When I was in elementary and middle school, every summer, my mom and sister and I would make a weekly visit to Aunt Lennis’s house in the Pennsylvania countryside. My aunt lived in a beautiful forested area with a stream and a bench swing by the water where I could rock for hours, reading or dreaming. But what I remember most about those visits was my aunt’s cooking, especially the gooey, melt-in-your-mouth Rice Krispies Treats she always sent home with us. Those homemade goodies still taste like summer to me, but as I entered middle school and my teenage years, I began to feel bad about eating them. I came of age during the height of the “fat is poison” era, and I had seen my aunt melting sticks of butter and bags of marshmallows on her stove, crafting the base of those delicious sweets.
When I was in high school, Aunt Lennis would sometimes come stay with our family and help clean and organize our house—an impressive feat since she was already cooking and caring for a whole troop of kids and grandkids. In the mornings, my aunt would make what we called “Lennis eggs,” fried over-easy eggs with the yolk still runny, perfect for dipping buttered toast. But by that point, I was on a perpetual diet and only ate egg whites, never the yolk. I was always hungry and tired, but the risk of gaining weight and being less than perfect kept me from enjoying a good meal.
After I went to college and then moved to California, I became aware that Aunt Lennis was leaving her home less and less often. Eventually, my mom told me, Lennis had gained so much weight that she was too embarrassed to let my parents or sister visit her, although we all still talked to her on the phone. And while Lennis was gaining weight, I was trying to do the opposite.

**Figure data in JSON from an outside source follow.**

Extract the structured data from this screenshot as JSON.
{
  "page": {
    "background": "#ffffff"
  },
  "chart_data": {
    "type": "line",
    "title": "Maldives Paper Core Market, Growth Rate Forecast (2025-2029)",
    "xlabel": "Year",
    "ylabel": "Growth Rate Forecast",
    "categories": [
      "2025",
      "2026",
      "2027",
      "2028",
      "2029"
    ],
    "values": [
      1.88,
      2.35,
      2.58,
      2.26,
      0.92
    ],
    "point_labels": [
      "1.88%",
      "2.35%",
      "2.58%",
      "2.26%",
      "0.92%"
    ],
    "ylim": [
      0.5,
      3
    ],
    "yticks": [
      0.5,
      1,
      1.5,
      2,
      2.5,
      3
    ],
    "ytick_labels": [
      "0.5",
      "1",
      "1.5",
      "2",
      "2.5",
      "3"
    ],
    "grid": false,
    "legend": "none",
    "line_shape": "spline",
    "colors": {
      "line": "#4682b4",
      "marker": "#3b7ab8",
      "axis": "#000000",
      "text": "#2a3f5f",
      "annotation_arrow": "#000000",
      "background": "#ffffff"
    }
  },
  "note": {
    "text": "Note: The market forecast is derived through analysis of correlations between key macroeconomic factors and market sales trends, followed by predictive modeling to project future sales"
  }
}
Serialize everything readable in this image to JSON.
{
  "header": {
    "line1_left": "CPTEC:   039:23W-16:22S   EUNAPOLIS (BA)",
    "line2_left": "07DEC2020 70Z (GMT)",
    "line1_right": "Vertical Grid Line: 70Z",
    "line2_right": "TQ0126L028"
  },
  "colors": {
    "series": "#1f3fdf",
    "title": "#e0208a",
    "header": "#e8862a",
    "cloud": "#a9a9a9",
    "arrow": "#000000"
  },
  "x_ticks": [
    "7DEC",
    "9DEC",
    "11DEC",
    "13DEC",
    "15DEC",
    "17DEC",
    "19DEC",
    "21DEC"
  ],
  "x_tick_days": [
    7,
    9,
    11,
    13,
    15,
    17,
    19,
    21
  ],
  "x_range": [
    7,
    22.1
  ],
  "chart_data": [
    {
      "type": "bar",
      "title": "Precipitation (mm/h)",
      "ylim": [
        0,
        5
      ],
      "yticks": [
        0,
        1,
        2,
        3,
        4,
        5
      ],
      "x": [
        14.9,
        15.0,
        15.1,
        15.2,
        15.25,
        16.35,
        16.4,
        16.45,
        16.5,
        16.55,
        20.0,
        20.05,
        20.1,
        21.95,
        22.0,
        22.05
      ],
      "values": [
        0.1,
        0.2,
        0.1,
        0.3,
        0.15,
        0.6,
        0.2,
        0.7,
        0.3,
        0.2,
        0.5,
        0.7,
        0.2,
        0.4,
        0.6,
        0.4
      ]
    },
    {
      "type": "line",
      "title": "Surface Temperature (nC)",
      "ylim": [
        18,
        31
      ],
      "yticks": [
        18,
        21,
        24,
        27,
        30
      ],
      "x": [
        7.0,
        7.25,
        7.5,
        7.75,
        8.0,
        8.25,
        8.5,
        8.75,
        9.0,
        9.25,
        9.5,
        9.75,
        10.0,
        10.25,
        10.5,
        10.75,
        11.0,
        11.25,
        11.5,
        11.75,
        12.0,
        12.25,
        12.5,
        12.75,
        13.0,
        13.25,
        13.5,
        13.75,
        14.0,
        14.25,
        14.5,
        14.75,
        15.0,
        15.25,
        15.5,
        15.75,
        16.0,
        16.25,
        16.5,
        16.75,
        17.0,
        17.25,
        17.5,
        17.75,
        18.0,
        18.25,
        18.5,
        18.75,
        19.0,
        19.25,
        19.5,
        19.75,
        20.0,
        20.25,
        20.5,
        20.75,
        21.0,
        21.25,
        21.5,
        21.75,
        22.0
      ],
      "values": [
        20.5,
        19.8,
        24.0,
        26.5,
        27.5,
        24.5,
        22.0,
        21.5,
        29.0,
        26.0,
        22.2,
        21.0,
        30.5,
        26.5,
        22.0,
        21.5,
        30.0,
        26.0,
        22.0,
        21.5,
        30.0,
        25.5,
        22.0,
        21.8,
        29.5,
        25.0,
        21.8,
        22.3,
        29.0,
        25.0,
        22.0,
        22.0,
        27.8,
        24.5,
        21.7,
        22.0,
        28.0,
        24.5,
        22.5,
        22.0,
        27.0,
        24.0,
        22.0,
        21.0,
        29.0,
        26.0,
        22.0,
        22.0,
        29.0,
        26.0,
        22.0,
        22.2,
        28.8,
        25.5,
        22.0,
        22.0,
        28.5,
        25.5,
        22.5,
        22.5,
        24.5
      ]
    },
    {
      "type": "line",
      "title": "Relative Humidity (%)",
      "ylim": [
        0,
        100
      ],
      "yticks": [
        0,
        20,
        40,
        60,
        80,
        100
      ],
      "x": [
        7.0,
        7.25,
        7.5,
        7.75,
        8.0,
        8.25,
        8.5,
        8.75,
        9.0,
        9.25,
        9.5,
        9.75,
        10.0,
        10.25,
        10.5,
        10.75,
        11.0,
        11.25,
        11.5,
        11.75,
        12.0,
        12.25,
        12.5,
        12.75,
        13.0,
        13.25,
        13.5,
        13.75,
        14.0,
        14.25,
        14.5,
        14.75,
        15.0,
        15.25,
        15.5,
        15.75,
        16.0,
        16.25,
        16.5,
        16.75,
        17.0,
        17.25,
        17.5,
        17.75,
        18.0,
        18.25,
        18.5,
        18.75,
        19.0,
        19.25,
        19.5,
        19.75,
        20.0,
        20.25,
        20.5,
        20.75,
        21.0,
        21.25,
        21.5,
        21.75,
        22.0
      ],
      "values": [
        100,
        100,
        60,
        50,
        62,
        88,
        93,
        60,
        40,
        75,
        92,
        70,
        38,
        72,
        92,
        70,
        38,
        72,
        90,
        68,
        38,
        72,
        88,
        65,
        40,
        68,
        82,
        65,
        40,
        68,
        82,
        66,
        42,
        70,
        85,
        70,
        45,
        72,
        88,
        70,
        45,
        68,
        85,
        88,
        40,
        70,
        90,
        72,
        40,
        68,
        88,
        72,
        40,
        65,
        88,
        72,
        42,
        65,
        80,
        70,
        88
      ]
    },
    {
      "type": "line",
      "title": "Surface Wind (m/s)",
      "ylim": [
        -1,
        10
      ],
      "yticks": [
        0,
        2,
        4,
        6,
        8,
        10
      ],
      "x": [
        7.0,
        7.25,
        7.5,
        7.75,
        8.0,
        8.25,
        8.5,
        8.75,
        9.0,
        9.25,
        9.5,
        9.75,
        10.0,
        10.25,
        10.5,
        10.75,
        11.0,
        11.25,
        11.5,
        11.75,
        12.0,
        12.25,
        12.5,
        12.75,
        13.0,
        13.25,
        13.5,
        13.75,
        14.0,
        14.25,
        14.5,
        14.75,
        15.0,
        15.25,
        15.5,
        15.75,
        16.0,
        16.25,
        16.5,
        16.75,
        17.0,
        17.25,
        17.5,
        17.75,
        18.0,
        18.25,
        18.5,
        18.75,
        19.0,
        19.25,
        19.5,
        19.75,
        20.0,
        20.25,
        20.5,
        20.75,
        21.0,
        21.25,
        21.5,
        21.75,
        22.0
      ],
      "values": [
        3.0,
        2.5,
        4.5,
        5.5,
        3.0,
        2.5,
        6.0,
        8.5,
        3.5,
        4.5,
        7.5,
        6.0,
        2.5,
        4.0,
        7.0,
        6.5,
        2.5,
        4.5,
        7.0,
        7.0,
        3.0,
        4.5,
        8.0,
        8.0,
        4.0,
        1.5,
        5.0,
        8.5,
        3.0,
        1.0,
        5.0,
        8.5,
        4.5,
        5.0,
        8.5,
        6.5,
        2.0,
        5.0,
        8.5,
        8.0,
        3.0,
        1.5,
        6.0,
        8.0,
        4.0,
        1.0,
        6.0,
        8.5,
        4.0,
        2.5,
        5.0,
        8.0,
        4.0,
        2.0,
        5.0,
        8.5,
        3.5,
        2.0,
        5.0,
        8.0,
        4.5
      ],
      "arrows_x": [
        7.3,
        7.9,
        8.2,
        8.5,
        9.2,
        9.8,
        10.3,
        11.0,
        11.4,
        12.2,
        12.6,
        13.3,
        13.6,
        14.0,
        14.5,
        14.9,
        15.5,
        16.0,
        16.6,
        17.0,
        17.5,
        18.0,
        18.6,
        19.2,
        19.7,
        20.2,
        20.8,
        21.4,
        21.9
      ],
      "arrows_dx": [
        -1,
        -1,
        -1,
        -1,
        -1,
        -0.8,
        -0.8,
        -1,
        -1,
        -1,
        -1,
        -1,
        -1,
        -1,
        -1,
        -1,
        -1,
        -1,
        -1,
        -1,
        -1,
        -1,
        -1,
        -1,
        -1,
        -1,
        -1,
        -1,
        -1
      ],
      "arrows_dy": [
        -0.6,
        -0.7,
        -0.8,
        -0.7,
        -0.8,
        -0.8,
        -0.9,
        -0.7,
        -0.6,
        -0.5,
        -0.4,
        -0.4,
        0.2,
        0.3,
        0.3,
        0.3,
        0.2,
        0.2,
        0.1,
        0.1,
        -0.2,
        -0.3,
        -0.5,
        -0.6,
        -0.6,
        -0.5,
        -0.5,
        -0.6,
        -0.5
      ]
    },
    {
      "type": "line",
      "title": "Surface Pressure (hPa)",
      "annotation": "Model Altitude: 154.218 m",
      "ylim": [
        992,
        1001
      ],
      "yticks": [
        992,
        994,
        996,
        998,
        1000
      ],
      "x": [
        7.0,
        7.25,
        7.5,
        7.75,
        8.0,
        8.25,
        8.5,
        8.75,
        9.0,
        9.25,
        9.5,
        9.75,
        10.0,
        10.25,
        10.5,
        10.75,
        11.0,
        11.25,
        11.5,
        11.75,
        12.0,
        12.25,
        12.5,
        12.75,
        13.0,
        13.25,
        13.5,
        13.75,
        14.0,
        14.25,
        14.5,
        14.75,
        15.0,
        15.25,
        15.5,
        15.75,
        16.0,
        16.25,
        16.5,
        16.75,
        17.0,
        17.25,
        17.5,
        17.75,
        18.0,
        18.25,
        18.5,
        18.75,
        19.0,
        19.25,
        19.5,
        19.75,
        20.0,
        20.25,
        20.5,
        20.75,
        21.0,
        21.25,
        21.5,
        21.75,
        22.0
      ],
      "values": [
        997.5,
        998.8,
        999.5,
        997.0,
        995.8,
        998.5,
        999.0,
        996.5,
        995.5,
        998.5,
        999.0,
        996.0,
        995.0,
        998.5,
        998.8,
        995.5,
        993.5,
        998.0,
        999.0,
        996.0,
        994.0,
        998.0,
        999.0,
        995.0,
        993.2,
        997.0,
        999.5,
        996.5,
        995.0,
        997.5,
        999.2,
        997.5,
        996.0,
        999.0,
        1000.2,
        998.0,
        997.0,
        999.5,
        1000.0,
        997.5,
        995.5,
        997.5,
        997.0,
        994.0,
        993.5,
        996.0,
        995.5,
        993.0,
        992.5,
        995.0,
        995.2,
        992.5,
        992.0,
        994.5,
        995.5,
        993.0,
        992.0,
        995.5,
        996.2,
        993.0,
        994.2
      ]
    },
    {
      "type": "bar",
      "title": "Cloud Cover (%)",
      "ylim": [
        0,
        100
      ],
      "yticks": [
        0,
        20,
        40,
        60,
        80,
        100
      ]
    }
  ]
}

I wasn’t happy with the normal curves I developed in college, so I forced myself to go as long as possible without eating, then ended up overeating and beating myself up about it. I spent a lot of days not achieving as much as I could because I wasn’t well-nourished, and I wasted a lot of time thinking about food in an unproductive manner. At their root, my struggles with food weren’t about food at all, but about a desire for self-control and perfection.
As I was allowing my preoccupation with food to keep me from more important things in life, Lennis was doing the same. Lennis lived with her immediate family, but because her weight made it difficult to get around, she lost out on the chance to leave her home and visit with other friends and loved ones. As my mom explained to me, like my own issues with food, my aunt’s had a psychological basis: my aunt was the oldest and most aware of her siblings when their mom died, and from childhood on, she ate to help manage her emotions.
My bond with my aunt was about many things: our shared love for young adult and mystery novels; her kind, non-judgmental manner; her skill at sewing and quilting I so admired. But it was about food, too. The smell of freshly baked Rice Krispies Treats will always remind me of my aunt, and that’s not a bad thing—and neither is enjoying a sugary baked good once in a while. I’m lucky enough to live in a time when the medical community is more aware of the connection between what and how we eat and our mental state, a time when people are willing to share, examine and change their relationship with food. My aunt didn’t grow up with that luxury, and I owe it to her to see food as a positive, nourishing element that doesn’t exist in black and white. I’ll do my best to make mindful choices about my eating habits, while also allowing myself to enjoy life.
And for now, that means eating a Rice Krispies Treat when I want one, and remembering my talented, remarkable aunt and the experiences we shared.